Cook’s letter continues, “In order to ensure this project won’t adversely affect my district, I respectfully request the Cadiz Project be subject to a National Environmental Policy Act review. This may be achieved by the Department of the Interior requiring the project to obtain permission to use a railroad right-of-way contingent on federal analysis of its impact to adjacent public lands. Additionally, I request that the United States Geologic Survey conduct an updated analysis of the hydrologic features of the project area and that any new or revised Cadiz Project proposals adhere to the principle of sustainable yield, meaning no more water would be pumped out of the aquifer than would be replaced through natural recharge as determined by the United States Geologic Survey.
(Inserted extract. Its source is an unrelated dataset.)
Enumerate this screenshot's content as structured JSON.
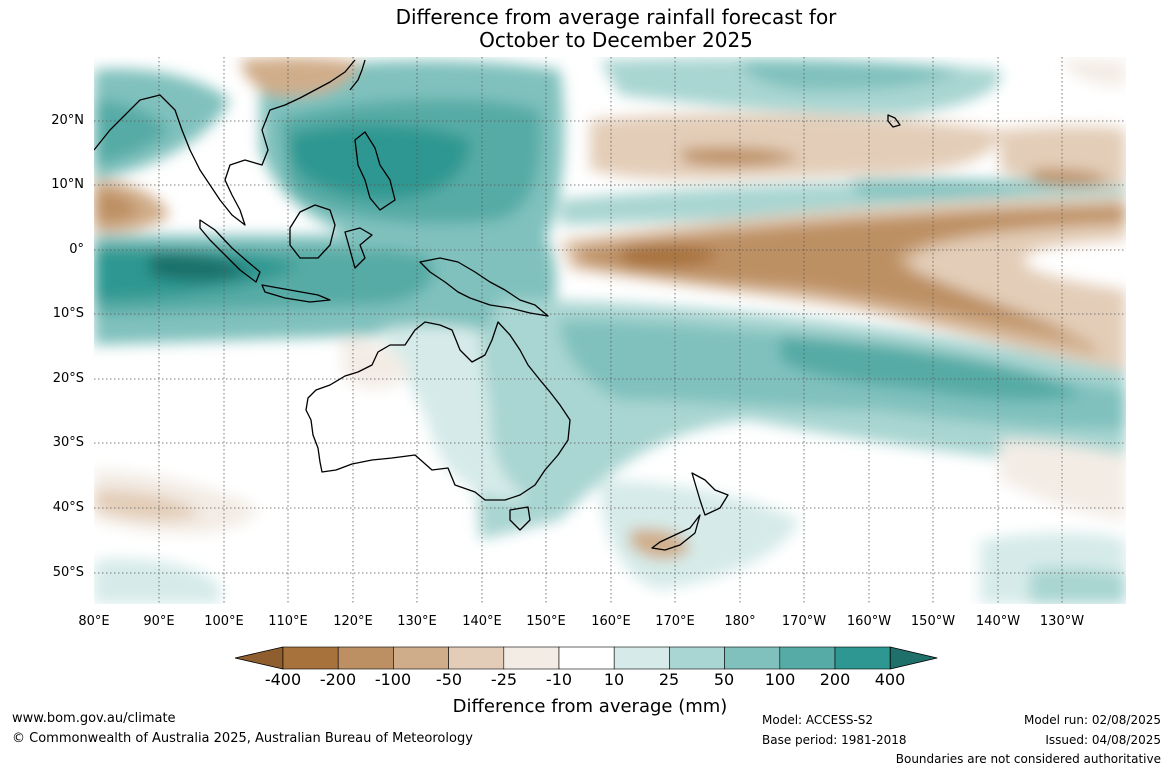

This is intended to protect sustainable water supplies for East Mojave communities and businesses.
“Currently, no federal environmental reviews or approvals have been conducted, despite numerous requests from the Bureau of Land Management that Cadiz Inc. supply them with specific project information relating to the construction of a 43-mile water conveyance pipeline along the Arizona and California Railroad right-of-way,” Cook further wrote. “While Cadiz Inc. claims it is furthering a railroad purpose by installing fire hydrants and building redundant emergency access roads along he rail line, railroad experts have reported that these actions are not industry standard.“
Noting, “Professional independent reviews have called into question the 32,500 acre-feet per year recharge rate Cadiz Inc. claims will naturally occur,” Cook went on to state, “These independent scientists concluded that the actual recharge rate is between 2,000 and 10,000 acre feet per year. There are serious doubts about the validity of the previous environmental studies, specifically the draft environmental impact statement” for the project. Cook concluded, “This project must be examined thoroughly before it moves forward.”
Floyd Wicks, a water resources engineer who is a consultant to Cadiz Inc. on the project, said, “A new federal review would be a waste of taxpayer dollars. Doing so disrespects our state’s environmental process, discounts the voices of supportive stakeholders and impedes needed water supplies and jobs for thousands. Numerous government agencies, independent groups, scientists and hundreds of individuals reviewed and commented on the project proposal.”
Wick’s insisted that building the pipeline that will be used to convey the water to Orange County “serves the public’s clear interest in constructing infrastructure projects where they do the least environmental harm. Cadiz specifically chose an active railroad route to avoid untouched desert lands.”